Whether you are an avid or casual rider, you become quickly aware of the impact that horseback riding has on your entire body. From the bottom of your feet all the way through the palms of your hands, the body is forced to absorb the movements and impact of the animal underneath you. Without balance, strength, stamina and endurance, the activity would be painful! Preparing your body with Pilates is a great way to ensure that you are ready to ride.
Many top riders incorporate Pilates into their fitness regime, and amateur riders can also make their saddle time more productive by incorporating Pilates like the pros do! As an avid amateur equestrian and Club Pilates Instructor in Calgary Alberta, I can attest to the benefits of Pilates in my own riding. Here are five of my favorites, ranging from beginner to advanced!
- Side splits into saw on the reformer, 1 red spring bar down.
Benefits: This move is great for strengthening and lengthening the abductors/adductors, spinal mobility, hamstring flexibility, and balance.
Directions: Start standing on the Reformer one foot on the platform, the other foot on the carriage, slightly wider than hip distance. Arms extend to the sides at shoulder height. Press the carriage out as far as the pelvis can be kept neutral (no anterior tilt here!), rotate then flex reaching the opposite hand towards the opposite foot while keeping the carriage pressed out and still. Return to vertical and centre, repeat on the other side and return the carriage in. Love the combination of strength, flexibility and balance in this classic!
- Horseback (what else!) on the chair 1 spring on 2.
Benefits: This is a super exercise for the adductors, glutes, and abdominals, with the added benefit of lovely spinal flexion and lengthening of the back extensors. Again, for those with more limited saddle time, this can really build that all important adductor strength!
Directions: Start with your legs straddled on the chair slightly forward, elbows flexed, and palms up. Engage the adductors by squeezing the sides of thechair (use pads for comfort if needed) as the pelvis is lifted off the seat. Reach the arms forwards, circle the arms overhead then reach hands towards the pedal, keeping your pelvis lifted, and depress the pedal flexing the spine. Then, return the pedal, arms and pelvis back to the starting position.
- Breast stroke on the reformer with long box 1 blue spring.
Benefits: Riding requires back strength and flexibility. This movement targets the back extensors, adding spinal extension and mobility in the shoulder girdle.
Directions: Begin prone on a long box towards the bar, hands in long loops, elbows bent, palms down, and legs extended (no noodle legs!). Extend your arms, circle in front of shoulders then back to hips, and lift your upper body into extension. Then, lower your body and return your arms back to the starting position.
- Tendon stretch on the reformer, 1 red spring.
Benefits: Really working the abdominals here, but also strengthening the shoulder girdle, back extensors and working through flexion of the spine.

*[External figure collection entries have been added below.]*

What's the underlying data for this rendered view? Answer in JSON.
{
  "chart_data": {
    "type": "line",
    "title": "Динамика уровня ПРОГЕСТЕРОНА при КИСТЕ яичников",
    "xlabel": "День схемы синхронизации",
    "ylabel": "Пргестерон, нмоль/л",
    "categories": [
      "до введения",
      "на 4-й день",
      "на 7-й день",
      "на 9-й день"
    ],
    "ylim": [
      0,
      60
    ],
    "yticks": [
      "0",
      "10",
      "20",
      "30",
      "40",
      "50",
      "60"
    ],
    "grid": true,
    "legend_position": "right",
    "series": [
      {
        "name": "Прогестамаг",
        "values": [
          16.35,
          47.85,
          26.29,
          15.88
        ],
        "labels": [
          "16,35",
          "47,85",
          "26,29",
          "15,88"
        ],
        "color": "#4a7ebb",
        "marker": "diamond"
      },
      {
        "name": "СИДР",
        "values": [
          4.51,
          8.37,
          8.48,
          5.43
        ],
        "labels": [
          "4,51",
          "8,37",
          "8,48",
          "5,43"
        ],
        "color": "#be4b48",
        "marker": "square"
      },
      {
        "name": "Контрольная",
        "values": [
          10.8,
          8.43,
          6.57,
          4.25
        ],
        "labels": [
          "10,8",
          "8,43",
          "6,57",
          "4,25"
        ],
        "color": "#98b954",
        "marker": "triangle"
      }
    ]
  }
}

Directions: Bar at the top setting is more challenging, or lowered one is a great modification. Begin facing the risers with your legs extended, and your arches on the edge of the carriage, hip distance apart, hands outside of the hips. Keeping your arms and legs straight, press the carriage all the way out, lowering hips towards springs. Pull the carriage back into the stopper, lifting your hips so they clear the bar, and back to the starting position. Added bonus: lengthen those hamstrings as the hips lift. Add tricep dips while the carriage is extended for an extra challenge!
- Feet in strap series on the reformer, 2 red springs.
Benefits: Bend and stretch, lower and lift, and circles really strengthen and lengthen the adductors, hamstrings, and core.
Directions: Begin supine on the carriage, feet in long loops. Bend your knees to table top and extend over the bar keeping your pelvis stable, then return knees to table top. Reach straight legs towards the ceiling, engage your core to lower legs over the bar, and return towards the ceiling keeping your sacrum on the carriage. Bring straight legs back, toes to ceiling, and now circle your legs in opposite directions. Now, add the magic circle and repeat bend-and-stretch and lower-and-lift and quickly squeeze and release the circle as the legs are lowered and lifted to really target the adductors. Finish off with a lovely straddle stretch with feet in straps for this feel-good series!!
Pilates is an exercise program that compliments all equestrian disciplines perfectly. Core stability and overall strength and suppleness are requirements of an effective equestrian athlete - Pilates builds all of this and more!